The Victorians: Twelve Titans who Forged Britain is a 2019 biographical work by the Conservative politician Jacob Rees-Mogg, a backbencher at the time, in which he discusses twelve influential British figures of the Victorian period.
The book covers Prince Albert, Disraeli, Palmerston, Robert Peel, William Gladstone, Sir Charles James Napier, General Gordon, W. G. Grace, William Sleeman, Albert Dicey, Augustus Pugin, and Queen Victoria.
Reception
The book was subject to a largely negative critical reception.[1][2] Columnist A. N. Wilson called it "staggeringly silly" and "morally repellent",[3] while historian Richard J. Evans described it as "plodding, laborious, humourless and barely readable".[4]

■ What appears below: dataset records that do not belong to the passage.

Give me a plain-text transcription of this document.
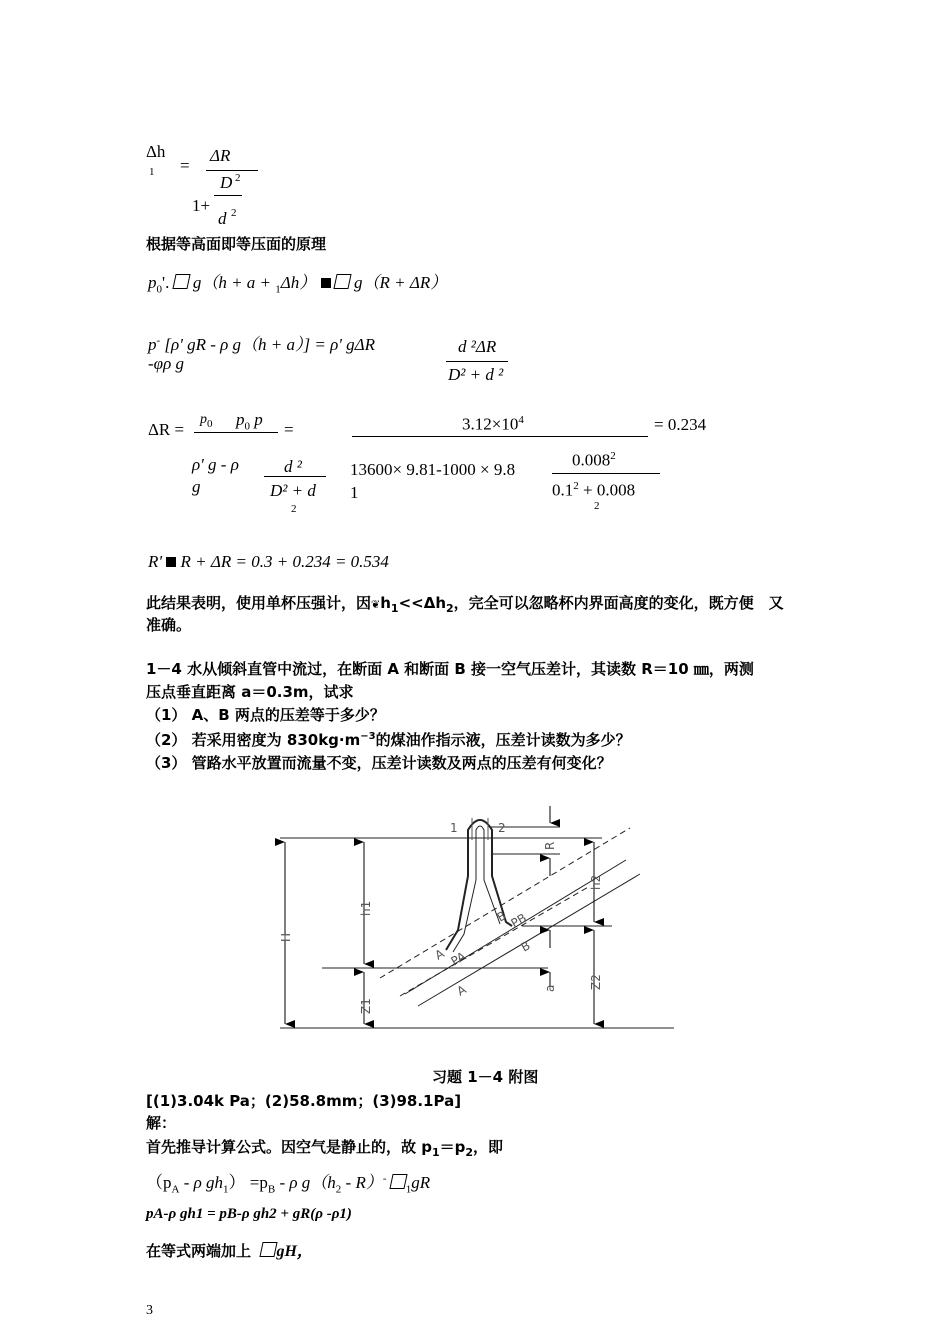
Δh
1 =
ΔR
1+
D 2
d 2
根据等高面即等压面的原理
$p_0'$. g（h + a + $_1$Δh） g（R + ΔR）
p- [ρ' gR - ρ g（h + a）] = ρ' gΔR
-φρ g
d ²ΔR
D² + d ²
ΔR =
$p_0$ $p_0$ p
=
ρ' g - ρ
g
d ²
D² + d
2
$3.12\times 10^4$	= 0.234
13600× 9.81-1000 × 9.8
1
0.008$^2$
$0.1^2 + 0.008$
2
R' R + ΔR = 0.3 + 0.234 = 0.534
此结果表明，使用单杯压强计，因$❦h_1<<\Delta h_2$，完全可以忽略杯内界面高度的变化，既方便　又
准确。
1－4 水从倾斜直管中流过，在断面 A 和断面 B 接一空气压差计，其读数 R＝10 ㎜，两测
压点垂直距离 a＝0.3m，试求
（1） A、B 两点的压差等于多少？
（2） 若采用密度为 $830kg\cdot m^{-3}$的煤油作指示液，压差计读数为多少？
（3） 管路水平放置而流量不变，压差计读数及两点的压差有何变化？
1	2
R
h2
H
h1
Z1
Z2
A
A
B
B
PA
PB
a
习题 1－4 附图
[(1)3.04k Pa；(2)58.8mm；(3)98.1Pa]
解：
首先推导计算公式。因空气是静止的，故 $p_1=p_2$，即
（$p_A$ - ρ $gh_1) =p_B - \rho$ $g(h_2 - R)^-$ $_1$gR
pA-ρ gh1 = pB-ρ gh2 + gR(ρ -ρ1)
在等式两端加上 gH，
3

It has been criticised for including only one woman, for failure to use primary sources, and on literary grounds. In her review, scholar of the Victorian period Kathryn Hughes wrote, "At least we know The Victorians isn't ghost written, since no self-respecting freelancer would dare ask for payment for such rotten prose".[2]
Dominic Sandbrook, reviewing the book for The Sunday Times, described it as "bad, boring and mind‑bogglingly banal".[5][6]
However, the historian Andrew Roberts described the book as "a full-throated, clear-sighted, well-researched and extremely well-written exposition of the Victorians and their values".[7]